Tech giant accused of using unpublished books to train its AI models without authors' consent.

Mar 31, 2025

Concerns are Growing over Meta's Use of Unpublished Books to Train AI Models

Factors of Copyright

Last week, The Atlantic released a new tool designed to search LibGen, a database allegedly used by Meta to train its artificial intelligence (AI) models, sparking widespread concern because it contains numerous unpublished works.

Copyright Issues

One writer, Maris Kreizman, in an article for Literary Hub, revealed that her forthcoming essay collection was found within this database. Kreizman stated that her collection is set for publication on July 1st, yet Meta had already accessed and used her work to train its AI models. This was shocking as such practices are extremely rare in the publishing industry.
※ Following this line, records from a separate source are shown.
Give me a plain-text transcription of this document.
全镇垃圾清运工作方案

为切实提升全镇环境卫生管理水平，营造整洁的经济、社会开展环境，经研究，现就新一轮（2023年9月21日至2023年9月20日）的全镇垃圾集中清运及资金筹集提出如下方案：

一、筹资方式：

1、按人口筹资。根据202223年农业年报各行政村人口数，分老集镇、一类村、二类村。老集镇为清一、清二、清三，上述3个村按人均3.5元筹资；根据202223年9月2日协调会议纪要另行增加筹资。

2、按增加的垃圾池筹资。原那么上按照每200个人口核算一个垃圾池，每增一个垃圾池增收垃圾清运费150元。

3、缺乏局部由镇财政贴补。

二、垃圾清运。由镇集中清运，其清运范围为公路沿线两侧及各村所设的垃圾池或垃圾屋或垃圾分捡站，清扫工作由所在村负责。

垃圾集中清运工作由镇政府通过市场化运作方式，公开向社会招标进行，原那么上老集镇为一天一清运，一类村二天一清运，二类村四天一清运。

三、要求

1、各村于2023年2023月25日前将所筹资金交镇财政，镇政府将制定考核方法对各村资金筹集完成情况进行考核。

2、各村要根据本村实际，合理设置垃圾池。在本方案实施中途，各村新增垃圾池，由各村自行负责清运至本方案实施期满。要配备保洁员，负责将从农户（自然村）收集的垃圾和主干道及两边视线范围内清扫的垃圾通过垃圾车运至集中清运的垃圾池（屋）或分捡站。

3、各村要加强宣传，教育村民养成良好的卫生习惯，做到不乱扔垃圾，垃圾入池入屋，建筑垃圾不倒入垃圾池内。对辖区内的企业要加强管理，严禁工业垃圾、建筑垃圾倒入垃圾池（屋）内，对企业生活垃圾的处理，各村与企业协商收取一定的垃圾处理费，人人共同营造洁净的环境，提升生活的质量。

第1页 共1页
Generally, you can find digital copies of unpublished works on legitimate platforms like NetGalley and Edelweiss, which have strict terms and conditions governing their use.

More to Come

With the advancement of artificial intelligence technology, more creators are worried about their work being used without authorization. Kreizman's discovery is not an isolated incident and has sparked a broader conversation about creators' rights, intellectual property, and how to protect these rights in the rapidly evolving landscape of AI.

The concern for many authors and creators doesn't just stop at the use of their unpublished work but is also disrespectful to their creative labor and potentially damaging to their careers. The incident also raises questions about the sources of data Meta uses to train its AI, particularly regarding its adherence to legal and ethical standards.